Time Limit: 2000MS		Memory Limit: 65536K
Total Submissions: 44849		Accepted: 16528

Description

While exploring his many farms, Farmer John has discovered a number of amazing wormholes. A wormhole is very peculiar because it is a one-way path that delivers you to its destination at a time that is BEFORE you entered the wormhole! Each of FJ's farms
comprises N (1 ≤ N ≤ 500) fields conveniently numbered 1..N, M (1 ≤ M ≤ 2500) paths, and W (1 ≤ W ≤ 200) wormholes.

As FJ is an avid time-traveling fan, he wants to do the following: start at some field, travel through some paths and wormholes, and return to the starting field a time before his initial departure.
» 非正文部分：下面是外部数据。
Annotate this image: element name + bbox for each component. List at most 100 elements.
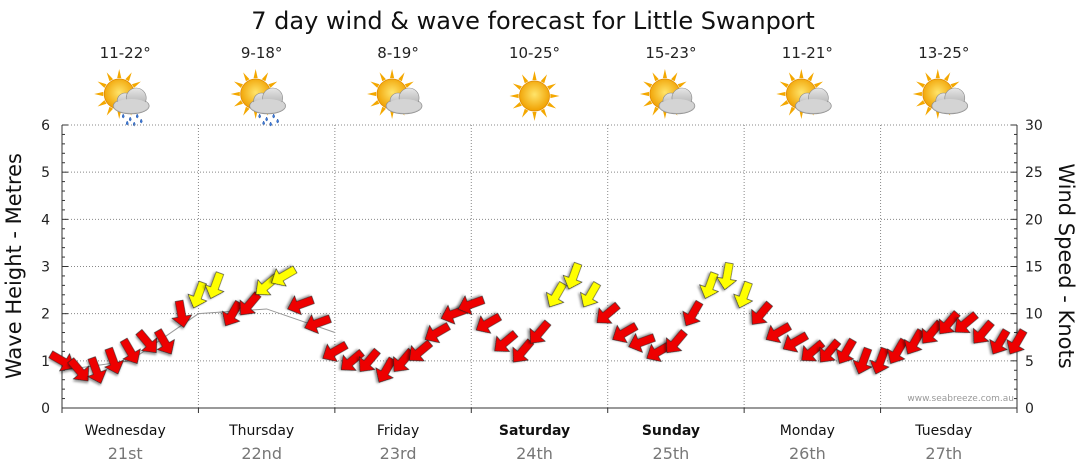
wind-arrow [187,280,208,309]
sun-ray [268,81,278,88]
wind-arrow [819,338,842,363]
wind-arrow-shape [972,319,995,344]
wind-arrow [545,281,567,308]
wind-arrow [287,295,315,316]
wave-height-line [61,308,336,371]
sun-cloud-rain-icon [230,69,286,127]
wind-arrow-shape [135,329,158,354]
sun-ray [404,81,414,88]
wind-arrow [86,356,108,384]
left-tick-label: 6 [41,118,50,134]
wind-arrow [852,346,873,375]
wind-arrow-shape [801,339,826,362]
wind-arrow-shape [359,347,381,372]
wind-arrow-shape [48,350,75,372]
sun-ray [233,100,243,107]
right-tick-label: 15 [1025,260,1043,276]
wind-arrow-shape [954,311,979,334]
wind-arrow-shape [782,331,809,353]
credit-text: www.seabreeze.com.au [907,394,1014,404]
wind-arrow-shape [869,346,890,375]
sun-ray [125,72,132,82]
day-date: 21st [108,444,143,463]
sun-ray [379,72,386,82]
wind-arrow [322,341,349,362]
wind-arrow [424,322,451,344]
temperature-range: 11-22° [100,44,151,62]
wind-arrow-shape [239,291,262,316]
wind-arrow-shape [529,319,552,344]
temperature-range: 9-18° [241,44,283,62]
sun-ray [97,81,107,88]
wind-arrow [104,346,125,375]
wind-arrow [596,301,621,324]
sun-ray [643,81,653,88]
day-name: Wednesday [85,423,166,439]
wind-arrow [938,310,961,335]
wind-arrow [204,271,225,299]
wind-arrow [751,300,774,325]
wind-arrow [699,271,720,299]
wind-arrow [666,329,688,354]
wind-arrow-shape [424,322,451,344]
wind-arrow [375,356,397,383]
sun-ray [253,69,258,79]
sun-disc [519,80,550,112]
wind-arrow [733,280,754,309]
sun-ray [779,81,789,88]
sun-ray [532,111,537,121]
left-tick-label: 3 [41,260,50,276]
rain-drop [139,118,143,124]
wind-arrow [512,338,535,363]
wind-arrow-shape [119,337,141,364]
sun-ray [925,106,932,116]
cloud-base [114,99,149,113]
cloud [795,87,832,115]
sun-cloud-icon [639,69,696,119]
grid [62,124,1017,408]
wind-arrow-shape [409,339,434,362]
wind-arrow [869,346,890,375]
day-date: 22nd [241,444,282,463]
left-tick-label: 4 [41,212,50,228]
sun-ray [509,93,519,99]
wind-arrow-shape [187,280,208,309]
sun-ray [522,108,529,118]
wind-arrow [494,330,519,352]
wind-arrow-shape [835,337,857,364]
wind-arrow-shape [751,300,774,325]
right-tick-label: 25 [1025,165,1043,181]
sun-ray [367,91,377,97]
wind-arrow [393,347,415,372]
wind-arrow-shape [562,261,583,290]
cloud-base [796,99,831,113]
cloud [112,87,150,115]
wind-arrow [646,341,673,362]
left-axis-title: Wave Height - Metres [2,153,26,379]
wind-arrow [457,295,486,316]
wind-arrow [529,319,552,344]
wind-arrow-shape [666,329,688,354]
sun-cloud-icon [912,69,969,119]
wind-arrow-shape [1006,328,1028,355]
temperature-range: 8-19° [377,44,419,62]
wind-arrow-shape [375,356,397,383]
wind-arrow [304,313,332,335]
wind-arrow-shape [204,271,225,299]
wind-arrow-shape [512,338,535,363]
sun-cloud-icon [367,69,423,119]
day-name: Thursday [228,423,294,439]
wind-arrow-shape [989,328,1011,355]
right-tick-label: 10 [1025,307,1043,323]
sun-ray [943,72,951,82]
wind-arrow [835,337,857,364]
wind-arrow [782,331,809,353]
day-name: Friday [377,423,419,439]
wind-arrow-shape [628,332,656,353]
sun-ray [779,100,789,107]
left-tick-label: 5 [41,165,50,181]
wind-arrow [628,332,656,353]
sun-ray [94,91,104,97]
wind-arrow-shape [921,319,944,344]
sun-ray [662,69,668,79]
Perhaps he will be able to meet himself :) .

To help FJ find out whether this is possible or not, he will supply you with complete maps to F (1 ≤ F ≤ 5) of his farms. No paths will take longer than 10,000 seconds to travel and no wormhole can bring FJ back in time by more than 10,000
seconds.

Input

Line 1: A single integer, F. F farm descriptions follow.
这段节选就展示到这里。